Azerbaijan, Baku, February 8 /Trend News, E.Ostapenko/

Technically, Iran could bring the enrichment of its uranium to 20 percent during the year. However, the statements by the Iranian authorities regarding their intention to start pre-enrichment is rather feeling out of position than making decision, says Russia's leading analyst on Iran, Vladimir Yevseyev.

"Given Iran's provocative policies, we can assume that this is element of informational pressure, a kind of sounding positions, Yevseyev told Trend News by telephone from Moscow. Iran carries out probing."

The government of Iran is going to start uranium enrichment program from the current 5 percent to 20 percent at the Natanz plant from February 9, the head of the Atomic Energy Organization of Iran, Ali Akbar Salehi, said on Sunday.

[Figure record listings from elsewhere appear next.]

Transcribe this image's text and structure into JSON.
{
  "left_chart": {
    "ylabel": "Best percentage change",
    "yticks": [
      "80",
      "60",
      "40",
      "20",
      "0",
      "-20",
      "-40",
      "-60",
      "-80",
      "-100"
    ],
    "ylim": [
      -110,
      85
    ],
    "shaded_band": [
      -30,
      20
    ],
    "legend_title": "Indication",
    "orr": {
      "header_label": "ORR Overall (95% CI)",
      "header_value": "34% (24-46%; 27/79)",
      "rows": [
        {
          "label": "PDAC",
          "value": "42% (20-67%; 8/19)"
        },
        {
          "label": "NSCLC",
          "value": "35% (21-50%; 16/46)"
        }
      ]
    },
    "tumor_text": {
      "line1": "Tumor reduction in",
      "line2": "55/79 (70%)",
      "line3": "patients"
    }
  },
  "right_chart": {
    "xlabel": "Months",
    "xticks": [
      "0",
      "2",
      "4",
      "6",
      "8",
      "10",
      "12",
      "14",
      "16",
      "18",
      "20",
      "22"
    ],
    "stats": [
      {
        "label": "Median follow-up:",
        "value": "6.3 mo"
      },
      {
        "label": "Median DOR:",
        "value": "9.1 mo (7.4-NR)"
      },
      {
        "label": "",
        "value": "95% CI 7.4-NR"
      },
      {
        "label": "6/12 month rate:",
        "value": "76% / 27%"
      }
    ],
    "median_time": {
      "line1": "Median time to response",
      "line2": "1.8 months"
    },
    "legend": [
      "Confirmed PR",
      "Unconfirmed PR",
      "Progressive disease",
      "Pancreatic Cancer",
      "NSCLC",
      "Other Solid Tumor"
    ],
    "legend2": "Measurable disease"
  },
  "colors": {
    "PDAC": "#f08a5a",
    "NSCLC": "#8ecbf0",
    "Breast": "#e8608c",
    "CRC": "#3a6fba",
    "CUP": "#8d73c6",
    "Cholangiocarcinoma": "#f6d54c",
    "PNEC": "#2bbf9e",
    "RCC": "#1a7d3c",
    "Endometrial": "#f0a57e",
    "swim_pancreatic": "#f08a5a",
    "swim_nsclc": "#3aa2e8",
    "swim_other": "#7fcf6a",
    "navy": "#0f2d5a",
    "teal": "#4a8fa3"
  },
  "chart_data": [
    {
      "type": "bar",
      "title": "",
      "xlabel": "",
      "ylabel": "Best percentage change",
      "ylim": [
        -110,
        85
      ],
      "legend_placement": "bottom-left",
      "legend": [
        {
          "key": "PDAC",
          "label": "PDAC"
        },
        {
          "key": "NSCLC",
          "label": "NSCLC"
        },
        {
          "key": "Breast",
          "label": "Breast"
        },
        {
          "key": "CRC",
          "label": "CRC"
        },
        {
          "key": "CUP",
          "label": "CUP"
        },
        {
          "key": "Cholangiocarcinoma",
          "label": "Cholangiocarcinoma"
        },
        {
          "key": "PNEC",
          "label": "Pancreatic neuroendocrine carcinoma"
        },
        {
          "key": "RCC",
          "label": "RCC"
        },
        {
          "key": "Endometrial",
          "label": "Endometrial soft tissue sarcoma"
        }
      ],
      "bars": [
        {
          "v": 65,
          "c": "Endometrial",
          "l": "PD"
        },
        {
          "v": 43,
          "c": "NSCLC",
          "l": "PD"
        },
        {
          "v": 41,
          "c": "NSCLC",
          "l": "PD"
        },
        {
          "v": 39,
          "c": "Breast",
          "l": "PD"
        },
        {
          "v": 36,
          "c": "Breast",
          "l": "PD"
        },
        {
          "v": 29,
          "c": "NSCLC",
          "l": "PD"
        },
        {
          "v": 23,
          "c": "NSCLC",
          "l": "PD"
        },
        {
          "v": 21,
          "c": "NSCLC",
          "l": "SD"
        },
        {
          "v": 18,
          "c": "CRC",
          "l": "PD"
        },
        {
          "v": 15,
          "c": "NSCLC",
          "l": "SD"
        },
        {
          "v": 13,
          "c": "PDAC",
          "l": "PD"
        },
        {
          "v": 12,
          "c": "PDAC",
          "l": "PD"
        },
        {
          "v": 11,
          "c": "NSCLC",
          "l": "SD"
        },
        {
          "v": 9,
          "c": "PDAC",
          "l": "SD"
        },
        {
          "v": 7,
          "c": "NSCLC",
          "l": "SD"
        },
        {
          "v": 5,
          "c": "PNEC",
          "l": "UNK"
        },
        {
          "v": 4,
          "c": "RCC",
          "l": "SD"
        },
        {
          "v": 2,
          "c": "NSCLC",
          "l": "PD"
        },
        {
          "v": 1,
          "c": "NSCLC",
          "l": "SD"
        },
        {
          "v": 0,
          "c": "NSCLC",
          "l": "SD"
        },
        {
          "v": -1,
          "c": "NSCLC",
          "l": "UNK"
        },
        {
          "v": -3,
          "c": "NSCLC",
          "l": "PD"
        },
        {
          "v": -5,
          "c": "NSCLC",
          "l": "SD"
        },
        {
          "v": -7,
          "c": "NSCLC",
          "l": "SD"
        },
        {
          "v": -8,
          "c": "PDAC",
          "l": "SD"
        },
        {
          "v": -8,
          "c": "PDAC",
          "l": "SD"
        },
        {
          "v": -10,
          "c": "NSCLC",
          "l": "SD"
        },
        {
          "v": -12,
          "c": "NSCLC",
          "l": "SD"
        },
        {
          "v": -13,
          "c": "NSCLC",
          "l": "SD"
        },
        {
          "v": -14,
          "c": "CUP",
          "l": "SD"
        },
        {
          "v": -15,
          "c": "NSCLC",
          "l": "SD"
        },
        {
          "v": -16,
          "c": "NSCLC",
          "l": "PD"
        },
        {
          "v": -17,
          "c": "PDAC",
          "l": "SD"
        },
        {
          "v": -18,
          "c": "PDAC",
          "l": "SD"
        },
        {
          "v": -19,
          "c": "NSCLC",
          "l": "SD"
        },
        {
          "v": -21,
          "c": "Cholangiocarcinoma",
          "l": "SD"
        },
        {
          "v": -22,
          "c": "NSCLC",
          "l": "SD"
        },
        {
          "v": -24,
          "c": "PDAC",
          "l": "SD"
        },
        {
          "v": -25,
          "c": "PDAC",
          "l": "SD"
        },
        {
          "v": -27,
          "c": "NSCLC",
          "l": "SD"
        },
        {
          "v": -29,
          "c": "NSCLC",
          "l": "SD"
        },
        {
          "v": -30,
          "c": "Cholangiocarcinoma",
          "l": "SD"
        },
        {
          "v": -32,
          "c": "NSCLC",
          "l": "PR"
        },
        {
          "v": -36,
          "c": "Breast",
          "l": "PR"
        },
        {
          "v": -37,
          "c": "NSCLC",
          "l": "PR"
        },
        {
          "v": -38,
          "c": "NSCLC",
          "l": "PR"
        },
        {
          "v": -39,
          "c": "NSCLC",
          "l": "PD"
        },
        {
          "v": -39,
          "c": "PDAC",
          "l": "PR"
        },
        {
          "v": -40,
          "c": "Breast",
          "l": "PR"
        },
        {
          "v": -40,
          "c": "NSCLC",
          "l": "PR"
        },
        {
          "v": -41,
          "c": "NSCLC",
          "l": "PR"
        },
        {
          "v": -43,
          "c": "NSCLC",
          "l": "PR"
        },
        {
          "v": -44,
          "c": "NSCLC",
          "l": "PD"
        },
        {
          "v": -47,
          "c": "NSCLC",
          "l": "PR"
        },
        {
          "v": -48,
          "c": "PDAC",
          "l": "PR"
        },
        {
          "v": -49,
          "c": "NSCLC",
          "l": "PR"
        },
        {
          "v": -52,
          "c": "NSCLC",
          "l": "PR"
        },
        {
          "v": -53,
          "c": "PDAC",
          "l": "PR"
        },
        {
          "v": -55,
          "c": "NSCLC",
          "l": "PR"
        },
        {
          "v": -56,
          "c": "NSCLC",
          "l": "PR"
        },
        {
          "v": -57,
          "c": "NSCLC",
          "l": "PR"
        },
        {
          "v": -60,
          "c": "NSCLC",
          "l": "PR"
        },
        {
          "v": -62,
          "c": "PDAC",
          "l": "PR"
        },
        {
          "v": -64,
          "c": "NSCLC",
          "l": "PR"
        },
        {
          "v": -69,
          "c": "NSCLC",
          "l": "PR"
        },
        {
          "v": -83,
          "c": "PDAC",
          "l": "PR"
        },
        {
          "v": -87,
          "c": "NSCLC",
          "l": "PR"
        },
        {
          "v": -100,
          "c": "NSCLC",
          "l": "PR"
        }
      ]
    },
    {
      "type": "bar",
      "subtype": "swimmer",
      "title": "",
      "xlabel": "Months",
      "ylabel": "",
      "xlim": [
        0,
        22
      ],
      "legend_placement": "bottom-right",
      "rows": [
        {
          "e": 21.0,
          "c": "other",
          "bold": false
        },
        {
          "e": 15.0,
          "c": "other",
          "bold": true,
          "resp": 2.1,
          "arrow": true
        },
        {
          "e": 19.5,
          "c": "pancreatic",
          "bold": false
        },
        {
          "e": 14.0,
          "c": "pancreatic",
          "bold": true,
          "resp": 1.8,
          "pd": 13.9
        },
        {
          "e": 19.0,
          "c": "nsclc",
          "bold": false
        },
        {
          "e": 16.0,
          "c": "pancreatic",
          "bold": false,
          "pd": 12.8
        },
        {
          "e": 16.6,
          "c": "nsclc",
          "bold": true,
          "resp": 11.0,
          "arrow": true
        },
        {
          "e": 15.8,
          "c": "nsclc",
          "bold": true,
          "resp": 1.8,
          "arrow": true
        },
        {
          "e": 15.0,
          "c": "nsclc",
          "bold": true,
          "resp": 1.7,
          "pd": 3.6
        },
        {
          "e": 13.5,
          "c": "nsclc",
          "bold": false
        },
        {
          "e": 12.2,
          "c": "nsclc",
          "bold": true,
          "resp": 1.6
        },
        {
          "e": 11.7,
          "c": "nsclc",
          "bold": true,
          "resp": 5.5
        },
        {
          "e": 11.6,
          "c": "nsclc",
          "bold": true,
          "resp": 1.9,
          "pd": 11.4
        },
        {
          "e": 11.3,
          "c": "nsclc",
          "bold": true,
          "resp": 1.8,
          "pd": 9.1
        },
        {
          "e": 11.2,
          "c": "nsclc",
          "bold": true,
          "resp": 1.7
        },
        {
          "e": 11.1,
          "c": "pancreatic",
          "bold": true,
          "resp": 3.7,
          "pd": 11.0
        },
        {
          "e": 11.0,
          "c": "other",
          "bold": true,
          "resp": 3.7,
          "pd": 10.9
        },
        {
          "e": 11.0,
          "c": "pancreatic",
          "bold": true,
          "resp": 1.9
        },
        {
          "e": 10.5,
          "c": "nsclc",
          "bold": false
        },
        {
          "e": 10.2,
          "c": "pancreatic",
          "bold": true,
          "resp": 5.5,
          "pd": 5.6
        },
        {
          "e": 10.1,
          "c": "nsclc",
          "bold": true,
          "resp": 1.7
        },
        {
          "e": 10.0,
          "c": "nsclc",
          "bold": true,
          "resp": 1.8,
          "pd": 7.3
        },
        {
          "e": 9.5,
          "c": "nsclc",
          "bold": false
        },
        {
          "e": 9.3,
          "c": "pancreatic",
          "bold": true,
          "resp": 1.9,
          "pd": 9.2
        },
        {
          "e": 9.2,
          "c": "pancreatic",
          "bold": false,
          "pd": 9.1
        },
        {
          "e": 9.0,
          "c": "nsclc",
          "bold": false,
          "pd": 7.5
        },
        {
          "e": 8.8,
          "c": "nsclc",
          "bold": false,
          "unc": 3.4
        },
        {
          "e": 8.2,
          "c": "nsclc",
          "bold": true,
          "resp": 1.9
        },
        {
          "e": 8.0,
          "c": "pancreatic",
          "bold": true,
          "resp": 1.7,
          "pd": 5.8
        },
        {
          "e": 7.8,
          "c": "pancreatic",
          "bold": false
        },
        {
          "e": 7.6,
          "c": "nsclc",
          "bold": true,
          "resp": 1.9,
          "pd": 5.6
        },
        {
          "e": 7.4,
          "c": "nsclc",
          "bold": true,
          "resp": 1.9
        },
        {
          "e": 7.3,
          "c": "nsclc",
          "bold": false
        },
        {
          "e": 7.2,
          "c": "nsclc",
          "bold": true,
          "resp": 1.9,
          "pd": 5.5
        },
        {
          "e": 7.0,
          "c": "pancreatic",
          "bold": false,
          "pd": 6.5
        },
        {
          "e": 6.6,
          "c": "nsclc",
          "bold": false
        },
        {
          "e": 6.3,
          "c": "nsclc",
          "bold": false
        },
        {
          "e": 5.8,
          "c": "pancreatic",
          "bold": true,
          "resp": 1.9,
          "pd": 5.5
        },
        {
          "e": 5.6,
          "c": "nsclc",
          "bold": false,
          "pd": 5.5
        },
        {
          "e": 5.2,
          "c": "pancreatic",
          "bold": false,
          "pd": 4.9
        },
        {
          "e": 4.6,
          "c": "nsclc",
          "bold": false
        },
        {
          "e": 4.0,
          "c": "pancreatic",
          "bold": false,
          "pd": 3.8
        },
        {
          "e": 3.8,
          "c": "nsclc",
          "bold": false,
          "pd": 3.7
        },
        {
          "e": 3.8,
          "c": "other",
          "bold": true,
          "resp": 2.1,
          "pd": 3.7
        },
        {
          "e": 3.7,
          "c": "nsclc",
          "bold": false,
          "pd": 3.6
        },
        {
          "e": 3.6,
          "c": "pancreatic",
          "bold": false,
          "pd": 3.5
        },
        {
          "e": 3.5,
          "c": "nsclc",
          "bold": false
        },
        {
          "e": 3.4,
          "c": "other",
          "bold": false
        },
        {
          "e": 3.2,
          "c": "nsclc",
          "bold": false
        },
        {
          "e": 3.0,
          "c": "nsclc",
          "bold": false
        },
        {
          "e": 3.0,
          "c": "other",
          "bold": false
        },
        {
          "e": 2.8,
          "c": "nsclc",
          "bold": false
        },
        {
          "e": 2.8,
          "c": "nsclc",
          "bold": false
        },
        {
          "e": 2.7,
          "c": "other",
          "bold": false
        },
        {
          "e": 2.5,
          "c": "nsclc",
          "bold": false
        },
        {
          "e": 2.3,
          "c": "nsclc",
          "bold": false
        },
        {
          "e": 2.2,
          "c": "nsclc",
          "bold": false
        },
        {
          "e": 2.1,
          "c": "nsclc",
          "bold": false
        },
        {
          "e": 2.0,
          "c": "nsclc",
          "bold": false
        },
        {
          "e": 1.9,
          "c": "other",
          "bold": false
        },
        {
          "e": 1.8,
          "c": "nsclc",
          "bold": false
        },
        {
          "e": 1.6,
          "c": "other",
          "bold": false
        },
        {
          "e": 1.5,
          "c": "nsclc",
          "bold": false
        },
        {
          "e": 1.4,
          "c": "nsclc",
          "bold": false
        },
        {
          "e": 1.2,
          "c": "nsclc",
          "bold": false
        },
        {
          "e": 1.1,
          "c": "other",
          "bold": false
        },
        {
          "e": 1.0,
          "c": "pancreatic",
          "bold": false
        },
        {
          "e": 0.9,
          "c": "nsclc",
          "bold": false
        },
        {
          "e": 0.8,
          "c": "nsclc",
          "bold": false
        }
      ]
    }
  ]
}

The decree on the development of 20-percent enriched uranium was made by the Iranian President Mahmoud Ahmadinejad.

According to Yevseyev, it is very hard and long to enrich uranium from its natural level of 0.7 percent to 3.5 percent, then the process goes faster and faster. There are some technical difficulties, but this problem can be solved.

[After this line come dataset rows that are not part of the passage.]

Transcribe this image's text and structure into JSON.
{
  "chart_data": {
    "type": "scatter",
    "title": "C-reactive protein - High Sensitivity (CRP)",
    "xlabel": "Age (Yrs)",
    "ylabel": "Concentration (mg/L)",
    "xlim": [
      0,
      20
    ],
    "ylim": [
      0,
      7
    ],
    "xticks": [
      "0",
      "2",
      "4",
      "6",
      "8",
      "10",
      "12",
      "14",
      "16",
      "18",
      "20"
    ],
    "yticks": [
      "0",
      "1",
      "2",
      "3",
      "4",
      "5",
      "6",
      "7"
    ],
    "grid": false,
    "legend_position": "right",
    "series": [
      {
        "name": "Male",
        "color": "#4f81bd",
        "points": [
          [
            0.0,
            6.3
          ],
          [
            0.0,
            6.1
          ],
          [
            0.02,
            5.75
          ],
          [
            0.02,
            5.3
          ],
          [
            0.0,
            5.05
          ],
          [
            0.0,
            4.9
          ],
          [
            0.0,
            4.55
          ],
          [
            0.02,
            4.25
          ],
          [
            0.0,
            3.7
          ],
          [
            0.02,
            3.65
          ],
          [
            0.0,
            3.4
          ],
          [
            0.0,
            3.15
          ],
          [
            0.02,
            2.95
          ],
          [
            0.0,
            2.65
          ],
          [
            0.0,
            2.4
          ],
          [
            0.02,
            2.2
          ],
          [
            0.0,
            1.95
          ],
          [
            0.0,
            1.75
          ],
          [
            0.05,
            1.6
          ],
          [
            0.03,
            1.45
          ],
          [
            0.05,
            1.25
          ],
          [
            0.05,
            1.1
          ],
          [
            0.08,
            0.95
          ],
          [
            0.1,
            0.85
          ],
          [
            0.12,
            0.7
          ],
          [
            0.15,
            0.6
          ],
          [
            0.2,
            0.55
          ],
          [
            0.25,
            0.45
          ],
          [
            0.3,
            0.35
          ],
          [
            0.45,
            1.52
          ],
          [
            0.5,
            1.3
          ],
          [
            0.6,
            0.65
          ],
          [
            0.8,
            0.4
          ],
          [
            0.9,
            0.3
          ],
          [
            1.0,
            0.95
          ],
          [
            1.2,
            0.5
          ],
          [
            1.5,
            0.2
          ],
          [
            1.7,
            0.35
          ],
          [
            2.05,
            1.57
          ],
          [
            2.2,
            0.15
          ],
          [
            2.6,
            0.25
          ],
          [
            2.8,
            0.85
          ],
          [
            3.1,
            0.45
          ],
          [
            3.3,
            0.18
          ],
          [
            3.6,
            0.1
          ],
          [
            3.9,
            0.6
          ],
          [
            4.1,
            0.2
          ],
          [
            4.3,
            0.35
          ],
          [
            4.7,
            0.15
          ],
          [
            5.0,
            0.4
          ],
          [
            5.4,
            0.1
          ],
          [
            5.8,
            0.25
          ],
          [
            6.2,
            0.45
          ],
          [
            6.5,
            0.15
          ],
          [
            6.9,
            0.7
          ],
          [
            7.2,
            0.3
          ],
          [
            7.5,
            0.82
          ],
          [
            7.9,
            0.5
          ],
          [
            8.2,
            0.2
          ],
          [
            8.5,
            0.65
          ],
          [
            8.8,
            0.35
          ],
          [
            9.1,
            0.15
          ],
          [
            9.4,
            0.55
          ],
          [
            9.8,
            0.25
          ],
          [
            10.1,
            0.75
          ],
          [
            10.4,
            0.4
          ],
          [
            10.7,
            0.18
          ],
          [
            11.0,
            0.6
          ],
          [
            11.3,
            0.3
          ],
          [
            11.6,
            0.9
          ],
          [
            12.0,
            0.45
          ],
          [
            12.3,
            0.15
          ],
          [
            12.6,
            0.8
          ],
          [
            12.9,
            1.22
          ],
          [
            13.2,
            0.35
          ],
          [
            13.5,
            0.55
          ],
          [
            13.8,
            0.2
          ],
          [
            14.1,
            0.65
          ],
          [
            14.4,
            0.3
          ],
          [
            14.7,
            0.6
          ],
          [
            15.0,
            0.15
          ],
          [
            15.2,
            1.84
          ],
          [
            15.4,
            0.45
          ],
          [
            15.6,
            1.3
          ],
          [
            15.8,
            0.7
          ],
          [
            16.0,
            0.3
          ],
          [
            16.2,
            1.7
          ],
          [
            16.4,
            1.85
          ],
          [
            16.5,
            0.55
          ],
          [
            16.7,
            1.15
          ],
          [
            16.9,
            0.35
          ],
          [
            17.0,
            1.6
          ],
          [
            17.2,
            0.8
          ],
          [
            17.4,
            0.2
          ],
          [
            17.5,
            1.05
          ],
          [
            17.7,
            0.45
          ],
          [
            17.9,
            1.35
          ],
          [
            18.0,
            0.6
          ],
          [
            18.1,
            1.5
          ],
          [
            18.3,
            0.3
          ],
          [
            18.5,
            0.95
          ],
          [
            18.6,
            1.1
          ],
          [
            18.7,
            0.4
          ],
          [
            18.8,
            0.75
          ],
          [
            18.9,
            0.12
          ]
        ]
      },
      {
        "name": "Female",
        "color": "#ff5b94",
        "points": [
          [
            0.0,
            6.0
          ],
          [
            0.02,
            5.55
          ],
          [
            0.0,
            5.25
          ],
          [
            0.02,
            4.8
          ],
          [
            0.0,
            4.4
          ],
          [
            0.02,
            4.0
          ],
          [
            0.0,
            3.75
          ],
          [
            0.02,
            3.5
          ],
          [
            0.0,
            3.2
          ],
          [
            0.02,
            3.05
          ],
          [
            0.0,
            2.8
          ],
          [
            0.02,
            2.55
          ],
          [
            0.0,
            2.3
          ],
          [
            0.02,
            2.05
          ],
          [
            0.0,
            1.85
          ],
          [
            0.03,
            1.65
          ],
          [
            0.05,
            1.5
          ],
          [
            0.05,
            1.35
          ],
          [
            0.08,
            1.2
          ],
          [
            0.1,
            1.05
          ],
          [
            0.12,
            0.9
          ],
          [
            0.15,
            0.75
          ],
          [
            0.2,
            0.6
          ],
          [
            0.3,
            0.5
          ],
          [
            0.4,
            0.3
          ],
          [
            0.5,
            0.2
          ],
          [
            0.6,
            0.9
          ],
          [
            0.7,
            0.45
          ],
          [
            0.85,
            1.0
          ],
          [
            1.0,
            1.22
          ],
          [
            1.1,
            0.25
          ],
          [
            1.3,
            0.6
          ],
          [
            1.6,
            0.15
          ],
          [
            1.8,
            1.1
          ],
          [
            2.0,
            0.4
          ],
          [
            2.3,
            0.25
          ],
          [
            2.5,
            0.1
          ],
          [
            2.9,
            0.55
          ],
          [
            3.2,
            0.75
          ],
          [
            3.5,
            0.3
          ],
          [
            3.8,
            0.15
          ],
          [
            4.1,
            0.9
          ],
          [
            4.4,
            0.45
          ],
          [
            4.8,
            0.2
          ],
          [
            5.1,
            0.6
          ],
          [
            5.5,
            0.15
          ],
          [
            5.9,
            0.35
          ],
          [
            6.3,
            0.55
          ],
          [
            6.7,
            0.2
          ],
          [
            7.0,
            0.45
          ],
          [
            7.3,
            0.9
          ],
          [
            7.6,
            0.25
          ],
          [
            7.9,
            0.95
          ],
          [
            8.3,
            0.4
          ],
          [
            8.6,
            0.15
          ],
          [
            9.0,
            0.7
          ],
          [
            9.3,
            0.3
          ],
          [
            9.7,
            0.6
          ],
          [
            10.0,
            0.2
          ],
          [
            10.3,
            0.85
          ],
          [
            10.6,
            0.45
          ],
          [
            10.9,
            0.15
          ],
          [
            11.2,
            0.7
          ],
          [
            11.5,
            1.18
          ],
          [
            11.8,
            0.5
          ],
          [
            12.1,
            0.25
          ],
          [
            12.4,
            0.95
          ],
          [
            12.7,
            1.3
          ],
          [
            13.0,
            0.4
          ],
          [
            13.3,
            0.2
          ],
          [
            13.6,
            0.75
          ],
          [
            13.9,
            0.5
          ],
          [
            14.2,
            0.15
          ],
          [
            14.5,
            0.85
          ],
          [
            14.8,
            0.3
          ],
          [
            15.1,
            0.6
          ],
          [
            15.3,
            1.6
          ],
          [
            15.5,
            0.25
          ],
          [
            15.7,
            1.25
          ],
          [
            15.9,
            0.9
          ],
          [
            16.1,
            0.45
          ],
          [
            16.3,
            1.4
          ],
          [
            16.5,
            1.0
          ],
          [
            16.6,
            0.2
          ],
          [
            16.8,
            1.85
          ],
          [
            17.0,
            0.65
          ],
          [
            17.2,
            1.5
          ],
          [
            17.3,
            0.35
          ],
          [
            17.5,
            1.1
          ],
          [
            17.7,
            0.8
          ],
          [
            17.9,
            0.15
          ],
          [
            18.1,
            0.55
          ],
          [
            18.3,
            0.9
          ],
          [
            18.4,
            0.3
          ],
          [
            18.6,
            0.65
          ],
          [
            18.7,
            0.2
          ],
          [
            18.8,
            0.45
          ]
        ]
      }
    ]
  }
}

To bring five percent uranium to 90 percent needed for nuclear weapons, Iran needs about a year, considering the number of its centrifuges and all stages of the process, said Yevseyev, senior fellow at the Center for International Security at the Institute for World Economy and International Relations of Russian Academy of Sciences..

"It needs to work out the enrichment technology at every level. If the technology is perfected, it is possible to make even not 90 percent, but 80 percent, which is considered sufficient for the production of nuclear weapons," he said.

However, the statements by the Iranian president should not be accepted seriously, said Yevseyev, because Iran is trying to simply prolong the time.

In late October last year, the IAEA suggested Iran to export 1.2 tons (some 70 percent of accumulated in Iran) of low-enriched uranium to Russia for pre-enrichment and the onward production of fuel in France for the Tehran research reactor. However, Tehran offers its own plan according to which the exchange should take place in phases (consignments of 300-400 kg) and simultaneously (that is, Iran should receive 20-percent enriched uranium immediately, rather than waiting for the pre-enrichment of 3.5 percent Iranian uranium abroad).

In addition, a long time, Iranian officials have insisted that the exchange was conducted on the territory of Iran, in particular it proposed the Kish Island in the Persian Gulf. However, in the beginning of last week, Ahmadinejad said that he sees no "significant difficulties" of whether the exchange is made in Iran or outside, "in the case of signing the contract."

Iran's actions are illogical, Yevseyev said. They are simply trying to gain time and get more or less soft report of the new Director General of the IAEA Yukiya Amano, who replaced Mohammed ElBaradei, who led the IAEA over 12 years, in this post last December. The report by Amano is expected in February.